「19」妻と娘
椅子にちょこんと座った娘は、俺が買って来たハンバーガーを口に運んでモグモグと食べていた。
お腹が減って機嫌が悪かったものあるらしい。
娘は夢中でハンバーガーに齧り付いていた。
「アイス、食べたい」
フードコートのアイス屋さんが目に入ったらしく、そちらを指差した。
「あ、あぁ……」
俺は頷くとアイスを買いに席を立った。
目を離さないように、チラチラと娘の方を見る。
娘は脇目も触れず、モグモグ口を動かしていた。
「ご注文、承ります」
「あ、えっと……」
買いに来たものの、どれを持っていけば良いか考えていなかった。
「ストロベリー、チョコチップ、ミント……」
適当に注文をする。
色々な味が乗ったアイスを席へと持って帰ると、娘に渡した。
「ほらよ」
「わぁーい!」
娘は嬉しそうに俺からアイスを受け取ると、今度はそちらに口をつけ始めた。
「何をしてるんだ、いったい……」
嬉しそうな娘を前に、俺は頭を抱えたものである。
小さい子どもを持つ親になったのはこれが初めてだ。

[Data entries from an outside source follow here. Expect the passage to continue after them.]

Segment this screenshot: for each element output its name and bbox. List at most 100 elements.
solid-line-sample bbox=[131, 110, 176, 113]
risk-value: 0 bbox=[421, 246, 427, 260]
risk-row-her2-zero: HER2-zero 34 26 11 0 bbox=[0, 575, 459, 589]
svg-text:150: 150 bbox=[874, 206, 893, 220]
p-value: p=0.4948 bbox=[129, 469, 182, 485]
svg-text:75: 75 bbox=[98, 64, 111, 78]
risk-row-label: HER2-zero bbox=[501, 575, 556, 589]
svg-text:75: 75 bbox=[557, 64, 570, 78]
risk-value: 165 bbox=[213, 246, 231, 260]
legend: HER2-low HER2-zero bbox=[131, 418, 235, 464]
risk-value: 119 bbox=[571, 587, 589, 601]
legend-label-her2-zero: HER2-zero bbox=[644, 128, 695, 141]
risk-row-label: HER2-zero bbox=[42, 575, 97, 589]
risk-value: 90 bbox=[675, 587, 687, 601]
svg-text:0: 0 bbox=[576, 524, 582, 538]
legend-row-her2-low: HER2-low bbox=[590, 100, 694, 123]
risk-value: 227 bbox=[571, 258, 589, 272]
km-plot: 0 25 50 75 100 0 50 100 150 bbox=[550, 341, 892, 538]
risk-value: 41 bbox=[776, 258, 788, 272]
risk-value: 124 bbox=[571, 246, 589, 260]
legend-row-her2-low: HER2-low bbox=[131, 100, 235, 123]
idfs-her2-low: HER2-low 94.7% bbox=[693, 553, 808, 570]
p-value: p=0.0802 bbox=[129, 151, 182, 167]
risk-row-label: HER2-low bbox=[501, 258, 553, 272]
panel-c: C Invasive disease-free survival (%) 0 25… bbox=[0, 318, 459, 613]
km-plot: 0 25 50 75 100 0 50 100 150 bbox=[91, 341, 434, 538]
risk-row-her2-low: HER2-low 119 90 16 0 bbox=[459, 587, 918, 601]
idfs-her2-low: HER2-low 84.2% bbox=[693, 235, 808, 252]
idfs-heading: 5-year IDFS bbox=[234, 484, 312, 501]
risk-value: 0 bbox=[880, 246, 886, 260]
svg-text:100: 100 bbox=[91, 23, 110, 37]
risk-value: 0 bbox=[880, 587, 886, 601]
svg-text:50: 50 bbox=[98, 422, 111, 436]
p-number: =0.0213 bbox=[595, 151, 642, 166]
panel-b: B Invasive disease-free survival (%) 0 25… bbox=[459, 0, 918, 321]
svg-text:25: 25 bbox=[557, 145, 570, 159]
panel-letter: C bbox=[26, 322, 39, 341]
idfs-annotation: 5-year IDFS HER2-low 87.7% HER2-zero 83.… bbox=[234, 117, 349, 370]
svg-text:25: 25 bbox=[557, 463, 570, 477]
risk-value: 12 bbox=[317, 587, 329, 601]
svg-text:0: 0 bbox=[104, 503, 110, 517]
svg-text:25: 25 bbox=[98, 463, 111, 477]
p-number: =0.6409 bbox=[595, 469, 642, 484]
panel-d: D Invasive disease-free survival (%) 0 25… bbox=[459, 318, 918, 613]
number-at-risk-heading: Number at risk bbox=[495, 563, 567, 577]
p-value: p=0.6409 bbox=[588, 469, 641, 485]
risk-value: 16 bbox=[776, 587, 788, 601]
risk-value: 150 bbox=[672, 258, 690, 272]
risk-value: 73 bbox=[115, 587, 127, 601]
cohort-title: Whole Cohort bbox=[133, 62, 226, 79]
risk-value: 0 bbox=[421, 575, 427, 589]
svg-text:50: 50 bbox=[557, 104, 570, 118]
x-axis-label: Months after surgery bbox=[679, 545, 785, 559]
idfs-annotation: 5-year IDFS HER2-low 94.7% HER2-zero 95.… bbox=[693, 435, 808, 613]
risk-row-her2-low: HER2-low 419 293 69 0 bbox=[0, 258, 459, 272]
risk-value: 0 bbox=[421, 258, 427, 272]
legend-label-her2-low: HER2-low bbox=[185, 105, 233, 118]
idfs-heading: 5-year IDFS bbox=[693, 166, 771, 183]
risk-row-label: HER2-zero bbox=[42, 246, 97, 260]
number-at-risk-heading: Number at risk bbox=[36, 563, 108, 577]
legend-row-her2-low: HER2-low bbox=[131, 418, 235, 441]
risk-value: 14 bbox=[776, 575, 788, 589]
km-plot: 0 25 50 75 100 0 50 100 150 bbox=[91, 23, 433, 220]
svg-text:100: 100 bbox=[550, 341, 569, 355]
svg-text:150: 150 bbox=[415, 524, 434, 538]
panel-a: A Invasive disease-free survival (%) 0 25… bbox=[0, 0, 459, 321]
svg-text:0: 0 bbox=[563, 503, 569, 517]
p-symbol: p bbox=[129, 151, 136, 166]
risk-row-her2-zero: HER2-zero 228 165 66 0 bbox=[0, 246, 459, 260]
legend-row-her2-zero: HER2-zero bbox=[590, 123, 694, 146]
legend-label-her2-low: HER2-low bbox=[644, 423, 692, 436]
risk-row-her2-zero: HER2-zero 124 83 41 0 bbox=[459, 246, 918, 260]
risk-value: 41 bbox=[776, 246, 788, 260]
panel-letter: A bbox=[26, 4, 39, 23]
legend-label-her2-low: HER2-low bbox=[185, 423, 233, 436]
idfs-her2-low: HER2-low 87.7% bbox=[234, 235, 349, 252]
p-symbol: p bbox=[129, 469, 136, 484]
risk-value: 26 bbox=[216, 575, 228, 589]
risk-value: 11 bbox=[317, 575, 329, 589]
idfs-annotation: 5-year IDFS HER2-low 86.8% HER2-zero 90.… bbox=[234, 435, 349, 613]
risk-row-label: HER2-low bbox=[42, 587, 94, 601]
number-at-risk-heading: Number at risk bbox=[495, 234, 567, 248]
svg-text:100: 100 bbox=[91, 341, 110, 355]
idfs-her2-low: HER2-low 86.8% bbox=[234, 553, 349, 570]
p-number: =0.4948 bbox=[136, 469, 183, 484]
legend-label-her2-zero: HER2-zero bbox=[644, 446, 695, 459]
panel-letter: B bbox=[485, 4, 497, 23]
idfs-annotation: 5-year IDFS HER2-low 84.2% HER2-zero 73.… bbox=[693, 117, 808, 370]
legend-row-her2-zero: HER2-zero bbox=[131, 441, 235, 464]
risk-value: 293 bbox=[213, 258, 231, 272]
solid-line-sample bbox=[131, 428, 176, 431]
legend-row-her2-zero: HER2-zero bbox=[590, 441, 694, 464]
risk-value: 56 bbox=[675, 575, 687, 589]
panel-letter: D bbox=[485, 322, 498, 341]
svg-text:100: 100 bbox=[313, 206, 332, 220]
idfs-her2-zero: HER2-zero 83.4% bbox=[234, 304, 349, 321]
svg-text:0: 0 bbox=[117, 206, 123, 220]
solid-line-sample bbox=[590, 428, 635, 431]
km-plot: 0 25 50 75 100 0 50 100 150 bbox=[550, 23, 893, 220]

未来の娘と会話はしてきたが、今はまったく何を考えているか分からない。
──テンッ、テレレッ、テンッ!
「……あ?」
突如、懐の携帯電話が鳴り、俺は思わず身構えてしまう。嫌な音であった。
この音は、どうやら俺の心のトラウマになっているようであった。体が強張り、顔が引き攣ってしまう。
「お父さん、電話?」
娘がペロペロとアイスを舐めながら、電話に出ない俺を見て首を傾げている。
──娘は目の前に居るんだ。嫌な連絡ではないだろう。
俺は電話を操作すると、それを耳に当てた。
「何だ?」
『あら……』
電話口から聞こえてきた声は、女性のものであった。
『どうしたんですか、太蔵さん。随分と不機嫌なんですね?』
──太蔵?
聞こえてきた女性の声に心当たりがあり、俺はハッとなった。電話を耳から離し、改めて画面を見る。
そこには──『通話中・妻』の文字が表示されていた。